Dr. Tinita O. Kearney, PH.D., CCC-SLP/L, speech-language pathologist and author of Lola Koala’s Travel Adventures: Who, What, Where & Yes/No Questions
TIP: Keep expectations in check. As a parent, you want the best for your child. Just be sure to set age-appropriate expectations for your little ones to prevent unnecessary frustration for both of you! Not sure what to expect? Start with your pediatrician and research the developmental milestones for your child’s age.
TIP: Put yourself in time-out. Parenting can be equally exhausting as it is rewarding. Be sure to take time away from the kids regularly to keep yourself mentally and physically prepared to be the best parent you can be. Plan as little as 10-minutes a day to just sit and do nothing but focus on you!
TIP: Talk about your feelings. We all can get overwhelmed at times and our kids are no exception. Teach your child words to label their emotions and talk through the choices that they have to deal with their feelings so that they learn how to appropriately communicate this to others as they grow older. This will also help them to become better communicators overall!
Willie Drye, award-winning author and journalist, author of Storm of the Century: The Labor Day Hurricane of 1935
TIP: Give yourself a reality check. If you live near the coast–especially in the Southeastern U.S.–accept the fact that sooner or later you’ll have to deal with a hurricane. Don’t allow yourself to believe it’ll never happen to you. It will.

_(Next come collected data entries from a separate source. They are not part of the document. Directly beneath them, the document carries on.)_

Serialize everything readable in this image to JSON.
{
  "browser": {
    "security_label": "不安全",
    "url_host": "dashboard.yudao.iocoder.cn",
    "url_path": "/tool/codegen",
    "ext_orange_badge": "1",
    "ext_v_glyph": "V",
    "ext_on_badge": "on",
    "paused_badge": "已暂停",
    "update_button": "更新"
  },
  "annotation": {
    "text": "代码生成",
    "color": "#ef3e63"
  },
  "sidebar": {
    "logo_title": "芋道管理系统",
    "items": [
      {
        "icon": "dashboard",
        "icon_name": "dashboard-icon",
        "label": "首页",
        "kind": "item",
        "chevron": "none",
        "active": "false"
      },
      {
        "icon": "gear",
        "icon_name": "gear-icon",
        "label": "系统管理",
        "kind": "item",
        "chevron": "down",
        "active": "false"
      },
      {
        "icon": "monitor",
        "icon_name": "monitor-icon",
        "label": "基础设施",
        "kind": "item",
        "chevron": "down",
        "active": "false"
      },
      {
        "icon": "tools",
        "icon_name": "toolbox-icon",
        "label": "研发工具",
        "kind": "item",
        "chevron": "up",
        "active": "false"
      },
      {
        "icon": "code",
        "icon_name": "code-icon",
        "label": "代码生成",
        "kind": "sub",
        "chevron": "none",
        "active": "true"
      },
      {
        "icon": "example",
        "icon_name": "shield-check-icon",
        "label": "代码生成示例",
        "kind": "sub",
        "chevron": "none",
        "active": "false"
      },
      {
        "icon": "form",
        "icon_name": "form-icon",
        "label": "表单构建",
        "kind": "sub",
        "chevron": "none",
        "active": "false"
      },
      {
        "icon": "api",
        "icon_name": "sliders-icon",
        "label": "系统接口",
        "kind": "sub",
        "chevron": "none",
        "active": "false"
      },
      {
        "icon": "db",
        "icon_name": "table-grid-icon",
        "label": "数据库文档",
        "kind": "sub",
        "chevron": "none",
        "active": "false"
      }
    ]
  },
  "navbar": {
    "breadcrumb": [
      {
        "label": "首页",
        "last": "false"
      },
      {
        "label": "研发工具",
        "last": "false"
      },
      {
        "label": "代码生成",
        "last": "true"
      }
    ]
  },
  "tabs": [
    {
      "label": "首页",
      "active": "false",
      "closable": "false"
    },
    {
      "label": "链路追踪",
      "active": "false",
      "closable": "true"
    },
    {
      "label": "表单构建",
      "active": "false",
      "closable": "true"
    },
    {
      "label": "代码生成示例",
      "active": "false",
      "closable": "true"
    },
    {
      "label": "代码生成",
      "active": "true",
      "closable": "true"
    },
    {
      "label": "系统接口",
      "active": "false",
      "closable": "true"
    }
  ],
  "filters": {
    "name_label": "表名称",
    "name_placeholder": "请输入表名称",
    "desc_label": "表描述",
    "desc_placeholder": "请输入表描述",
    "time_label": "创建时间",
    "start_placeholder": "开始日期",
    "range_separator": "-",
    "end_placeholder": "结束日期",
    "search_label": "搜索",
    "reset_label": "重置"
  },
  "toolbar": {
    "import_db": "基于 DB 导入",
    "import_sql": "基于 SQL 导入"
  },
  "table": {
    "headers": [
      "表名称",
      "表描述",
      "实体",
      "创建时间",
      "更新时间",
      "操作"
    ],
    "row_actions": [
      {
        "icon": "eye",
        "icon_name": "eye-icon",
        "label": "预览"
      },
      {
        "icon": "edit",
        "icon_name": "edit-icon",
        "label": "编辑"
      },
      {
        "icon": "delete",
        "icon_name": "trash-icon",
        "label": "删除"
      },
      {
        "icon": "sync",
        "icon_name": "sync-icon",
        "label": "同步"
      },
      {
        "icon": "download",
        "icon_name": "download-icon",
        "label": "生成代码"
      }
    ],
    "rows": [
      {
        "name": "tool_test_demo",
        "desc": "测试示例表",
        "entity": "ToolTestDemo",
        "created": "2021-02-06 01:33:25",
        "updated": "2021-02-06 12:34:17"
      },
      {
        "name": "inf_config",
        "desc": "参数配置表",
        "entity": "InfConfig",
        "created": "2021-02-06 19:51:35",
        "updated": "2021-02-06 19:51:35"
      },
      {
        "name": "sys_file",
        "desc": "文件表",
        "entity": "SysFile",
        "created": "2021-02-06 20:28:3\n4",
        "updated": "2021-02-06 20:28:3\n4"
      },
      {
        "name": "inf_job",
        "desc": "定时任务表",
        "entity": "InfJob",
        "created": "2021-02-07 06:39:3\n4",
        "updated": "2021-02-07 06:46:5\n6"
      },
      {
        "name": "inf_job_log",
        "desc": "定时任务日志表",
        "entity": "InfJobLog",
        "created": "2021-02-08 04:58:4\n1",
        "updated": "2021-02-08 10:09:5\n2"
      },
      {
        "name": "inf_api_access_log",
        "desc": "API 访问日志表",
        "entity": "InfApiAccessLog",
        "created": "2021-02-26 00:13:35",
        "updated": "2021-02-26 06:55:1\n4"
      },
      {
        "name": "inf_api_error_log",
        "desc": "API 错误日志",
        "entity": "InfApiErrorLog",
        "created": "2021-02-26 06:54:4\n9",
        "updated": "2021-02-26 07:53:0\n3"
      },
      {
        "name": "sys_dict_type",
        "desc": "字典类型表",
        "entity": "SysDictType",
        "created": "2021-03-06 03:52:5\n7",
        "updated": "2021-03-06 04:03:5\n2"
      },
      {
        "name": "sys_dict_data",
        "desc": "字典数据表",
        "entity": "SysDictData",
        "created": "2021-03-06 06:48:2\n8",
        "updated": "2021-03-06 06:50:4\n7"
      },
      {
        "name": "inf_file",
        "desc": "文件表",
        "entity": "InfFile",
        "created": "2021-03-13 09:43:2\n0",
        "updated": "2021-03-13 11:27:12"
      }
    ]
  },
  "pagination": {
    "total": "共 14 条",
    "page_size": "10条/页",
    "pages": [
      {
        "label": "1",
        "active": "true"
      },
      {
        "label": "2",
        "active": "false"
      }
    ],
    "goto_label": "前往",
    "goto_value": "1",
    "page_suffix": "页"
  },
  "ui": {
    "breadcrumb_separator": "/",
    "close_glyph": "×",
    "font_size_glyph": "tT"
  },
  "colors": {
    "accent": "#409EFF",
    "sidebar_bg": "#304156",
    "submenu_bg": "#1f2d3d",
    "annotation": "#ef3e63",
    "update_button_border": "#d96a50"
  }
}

TIP: Make a disaster plan now. Don’t wait until the storm is only a few days from landfall. You’ll never have time to do all that needs to be done in advance of a hurricane if you wait until then to start planning.
TIP: Don’t wait until the last minute. When the hurricane is heading your way, put your plan into action. If you plan to evacuate, have your gear packed, know well in advance where you’re going, and don’t wait until the last minute to leave.